Top 5 Norwegian Fjord Experiences

Think the fjords are just for huge cruise ships moving at a glacial pace (if you’ll pardon the pun)? Think again. Here are our top 5 experiences in the Norwegian fjords from land, sea and air!

19 August 2019


Think the fjords are just for huge cruise ships moving at a glacial pace (if you’ll pardon the pun)? Think again. Here are our top 5 experiences in the Norwegian fjords from land, sea and air!

1. Helicopter Sightseeing

One of the best ways to experience the fjords is from the air! Just a short transfer from Hotel Brosundet to the helipad at the main airport in Alesund allows you to first fly back over the city and watch the landscape transform from low-lying rocky tongues disappearing into the sea to majestic snow-capped peaks – even in June. Choose to fly along the fjord itself, spotting tiny fishing boats meandering with their catch or head through the mountains themselves to see unexplored territory.

2. Rowing the fjords

With a broken finger to contend with, I felt more than a little trepidation at the thought of ‘rowing the fjords’ during my stay at 29/2 Aurland. However with boats seating 3, the guide can row unaided across the stretch of water from one side to the other with relative ease, leaving me to relax and gaze up at the majesty of the Naerofjord over 1500m above me. Of course had I wanted to test my mettle in these traditional wooden boats your guide is more than happy to offer another pair of oars for the full Norwegian experience.
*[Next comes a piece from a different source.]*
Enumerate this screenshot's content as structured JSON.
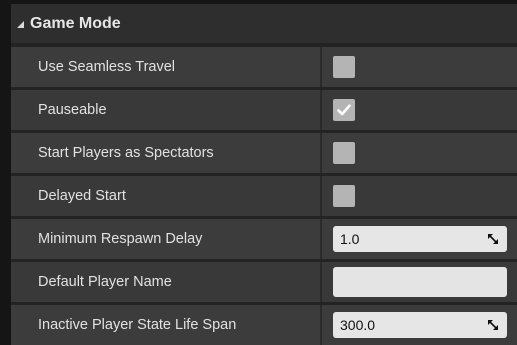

Safely back on dry land, we then did a gentle hike along the old postal route, where villages would pass their post from one to the other until it reached the main town.

3. Gurines Food farm

I didn’t really know what to expect when we arrived at this mixture of old and new buildings by the side of the storfjord, only a 5 minute drive from the storfjord hotel. What I wasn’t prepared for was the detail and history that the family had put into the little house you have your tastings in. Encouraged to explore this tiny piece of history, my eyes were pulled everywhere by the story of their ancestors lives through each perfectly preserved room. The real highlight was when we were ushered into a beautiful dining room set with candles and flowers with a table perfectly set for two. What followed was a succession of dishes prepared and cooked by the couple, each a unique insight into the region, from crab claws caught in the North Sea to lingonberry jam made using foraged fruit. Absolutely delicious and unforgettable.

4. Flatflesa Lighthouse

Norway is all about getting away from the stresses of modern life, and nowhere is better placed to instil a sense of relaxation than spending a day on your very own lighthouse island in the North Sea. Barely 100m across, you are greeted on arrival (rib boat or helicopter – your choice!) by your host and chef who take you on a tour of the island to see the lighthouse itself, outdoor wood-fired hot tub and sauna looking out over endless waves and miniature mountain peaks in the distance. We enjoyed a fresh seafood lunch of langoustines, snow crab, prawns and a just cooked fish stew around a rustic wooden table in the ‘Crab Shack’, warmed by the wood burner and our contentment. After lunch you can fish with the host and cast out crab pots or take a dip in one of the rock pools before plunging into the hot tub for the ultimate in rustic luxury.

5. Flam railway

There is a reason this 20km long stretch of railway has been called one of the most scenic journeys in the world. Starting in snow-covered peaks in Myrdal, you drop over 800m in an hour before pulling into Flam at sea level at the bottom of the valley in a breath-taking journey. The carriages hark back to the 1940s when the line first opened, with forest-green carriages and red and wood-panelled interiors to give a more experiential feel. The excitement and enjoyment can be felt from all passengers as we made our way from one side of the carriage to the other and back again, to glimpse thundering waterfalls, soaring peaks and tiny primary-colored wooden houses set into the slopes.

Finally – don’t forget one of the most important and authentic experiences of all in Norway – at the end of a day exploring the outdoors what better way to recharge than with a sauna and wood-fired hot-tub!